Se entenderes que pode entrar no blogue. . .
Noto que ainda não me deste a tua opinião sobre a ordenação das Companhias em termos possibilitar uma consulta rádida. Já te mandei o trabalho sobre as Compªs de Artilharia. Gostava de ouvir a opinião e sugestões do
distribuidor de jogo.
Um abraço
Zé Teixeira
Sob a protecção do embondeiro
São dez da noite em M
ampatá (**). Tempo de luar que transforma a noite em dia. Uma brisa suave faz-me lembrar o meu Porto, nos meses quentes do verão. Ao longe ouvem-se o troar dos canhões que há momentos massacravam Gandembel. Agora parece ser em Guileje ou Gadamael. Aqui ao lado uma criança chora inconsoladamente, é a filha da Fatma ( Fatinha) e do Siriano, o comerciante cá do sítio.
-
Boa noite fermero! - Saúda-me Hamadú o sargento da milícia, incansável todas as noites a fazer a ronda de controlo do silêncio junto da população.
-
Na pinda (está tudo bem ?) - respondo-lhe na língua dele.
-
Jame tum (Obrigado). Tudo está bom, tabanca está contente, mas tem perigo, bandido stá na mato lá.- E aponta para os lados de Cumbidjá / Colibuia.

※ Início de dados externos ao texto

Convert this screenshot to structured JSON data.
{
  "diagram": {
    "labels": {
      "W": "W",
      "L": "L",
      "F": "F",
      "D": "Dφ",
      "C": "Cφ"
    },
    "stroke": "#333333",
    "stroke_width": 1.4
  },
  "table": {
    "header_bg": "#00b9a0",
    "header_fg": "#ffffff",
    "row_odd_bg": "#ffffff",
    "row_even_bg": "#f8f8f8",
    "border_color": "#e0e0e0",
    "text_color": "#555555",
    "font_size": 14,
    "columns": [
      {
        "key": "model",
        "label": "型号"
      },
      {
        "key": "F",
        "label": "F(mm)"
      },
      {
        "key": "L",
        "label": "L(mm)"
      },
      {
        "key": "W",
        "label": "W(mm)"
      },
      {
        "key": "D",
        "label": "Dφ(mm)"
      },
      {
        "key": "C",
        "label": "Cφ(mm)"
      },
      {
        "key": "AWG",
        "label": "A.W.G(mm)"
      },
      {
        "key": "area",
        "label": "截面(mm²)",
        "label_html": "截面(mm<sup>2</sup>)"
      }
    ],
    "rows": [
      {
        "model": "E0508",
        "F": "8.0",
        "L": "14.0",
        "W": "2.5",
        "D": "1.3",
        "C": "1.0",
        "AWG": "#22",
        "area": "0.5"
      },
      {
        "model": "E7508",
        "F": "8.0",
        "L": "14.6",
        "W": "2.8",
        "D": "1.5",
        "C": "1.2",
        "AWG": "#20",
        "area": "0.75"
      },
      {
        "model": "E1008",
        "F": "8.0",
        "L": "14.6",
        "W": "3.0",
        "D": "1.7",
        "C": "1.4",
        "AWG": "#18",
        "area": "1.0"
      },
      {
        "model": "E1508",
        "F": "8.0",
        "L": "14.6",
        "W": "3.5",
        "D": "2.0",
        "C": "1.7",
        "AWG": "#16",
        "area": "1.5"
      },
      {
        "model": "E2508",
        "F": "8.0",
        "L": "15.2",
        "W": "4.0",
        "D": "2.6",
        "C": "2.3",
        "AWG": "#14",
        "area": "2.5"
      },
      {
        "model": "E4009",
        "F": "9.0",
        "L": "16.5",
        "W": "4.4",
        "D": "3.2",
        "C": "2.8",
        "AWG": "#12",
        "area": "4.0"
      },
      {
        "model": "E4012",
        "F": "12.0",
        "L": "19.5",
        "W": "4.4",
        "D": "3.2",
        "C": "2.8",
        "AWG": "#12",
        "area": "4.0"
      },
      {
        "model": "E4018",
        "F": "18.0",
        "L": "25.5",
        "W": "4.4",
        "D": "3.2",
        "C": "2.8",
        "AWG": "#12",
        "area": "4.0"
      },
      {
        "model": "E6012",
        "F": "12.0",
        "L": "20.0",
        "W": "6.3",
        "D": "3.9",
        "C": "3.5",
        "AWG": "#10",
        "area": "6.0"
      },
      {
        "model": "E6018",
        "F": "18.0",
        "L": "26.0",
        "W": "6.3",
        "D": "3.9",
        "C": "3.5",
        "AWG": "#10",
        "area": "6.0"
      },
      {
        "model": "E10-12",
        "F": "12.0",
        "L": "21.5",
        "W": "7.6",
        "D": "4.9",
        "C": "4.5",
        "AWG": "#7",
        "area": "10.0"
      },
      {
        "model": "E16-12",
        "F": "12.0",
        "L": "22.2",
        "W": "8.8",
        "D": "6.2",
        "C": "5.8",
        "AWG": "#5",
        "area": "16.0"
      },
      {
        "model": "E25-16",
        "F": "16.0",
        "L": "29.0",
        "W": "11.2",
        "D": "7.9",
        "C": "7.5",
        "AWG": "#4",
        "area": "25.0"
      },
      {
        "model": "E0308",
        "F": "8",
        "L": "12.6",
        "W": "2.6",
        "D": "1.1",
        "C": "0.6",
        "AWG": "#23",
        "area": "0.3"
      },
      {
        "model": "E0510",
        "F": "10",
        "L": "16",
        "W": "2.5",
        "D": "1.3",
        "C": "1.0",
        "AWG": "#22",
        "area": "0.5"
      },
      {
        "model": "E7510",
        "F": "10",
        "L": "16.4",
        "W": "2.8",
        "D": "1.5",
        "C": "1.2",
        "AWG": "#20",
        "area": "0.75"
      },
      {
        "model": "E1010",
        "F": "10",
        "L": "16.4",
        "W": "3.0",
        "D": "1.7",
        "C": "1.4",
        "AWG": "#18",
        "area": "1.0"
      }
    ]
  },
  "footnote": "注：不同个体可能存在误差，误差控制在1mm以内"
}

Os ataques que temos sofrido têm sido montados desse lado da tabanca. Quando vamos para Buba pela estrada de Sinchã Cherne, cruzamos esses caminhos e há sempre encontros desagradáveis. Os canhões continuam ao longe, agora também dos lados de Buba, talvez Nhala e Saltinho. Mas, ao longe, de lugares indefinidos ou desconhecidos para mim, parecem-me foguetes. Fazem-me voltar aos meus tempos de criança na aldeia, no Domingo de Páscoa, quando ia contigo ao cair da noite ver a chegada do compasso à Igreja, mais ou menos à mesma hora em todas as freguesias, com um Cristo cansado de tanta beijoquice, depois de um dia a correr de porta a porta, em que os foguetes como que gritavam bem alto para que se ouvissem ao longe
Cristo ressurrécit, alelluia.
Os meus camaradas dormem uns, outros estão de sentinela e eu estou para aqui escrevendo-te.
Pergunto-me, porque aceitei pacificamente, como o cordeiro a caminho do matadouro, ir para a tropa, vir para a Guiné, para esta terra vermelha e inóspita que me enjeita. Vim de arma na mão para matar ou morrer. Matar os inimigos da mãe pátria. Eu? Porquê eu !
O Pires teve medo e fugiu para França a salto. Despediu-se de mim numa noite fria no Café Bissau no Porto. Encarregou-me de avisar a família, mas só três dias depois, o tempo suficiente para passar a fronteira.
O Custódio, disse não à violência, furou barreiras e está em Lille a estudar.
O Nascimento (1) foi apanhado com o companheiro de aventura pela
guardia espanhola e entregue à GNR mas ao menos tentaram . . .
Eu, nem sequer tentei. Deixei-me conduzir por fantasmas. Palavras que me meteram na cabeça, desde os bancos da escola em Sub-Ribas. Ainda te lembras, quando me levaste lá pela mão, quando tinha sete anos ? Aquela escola velha, destelhada, com paredes esburacadas !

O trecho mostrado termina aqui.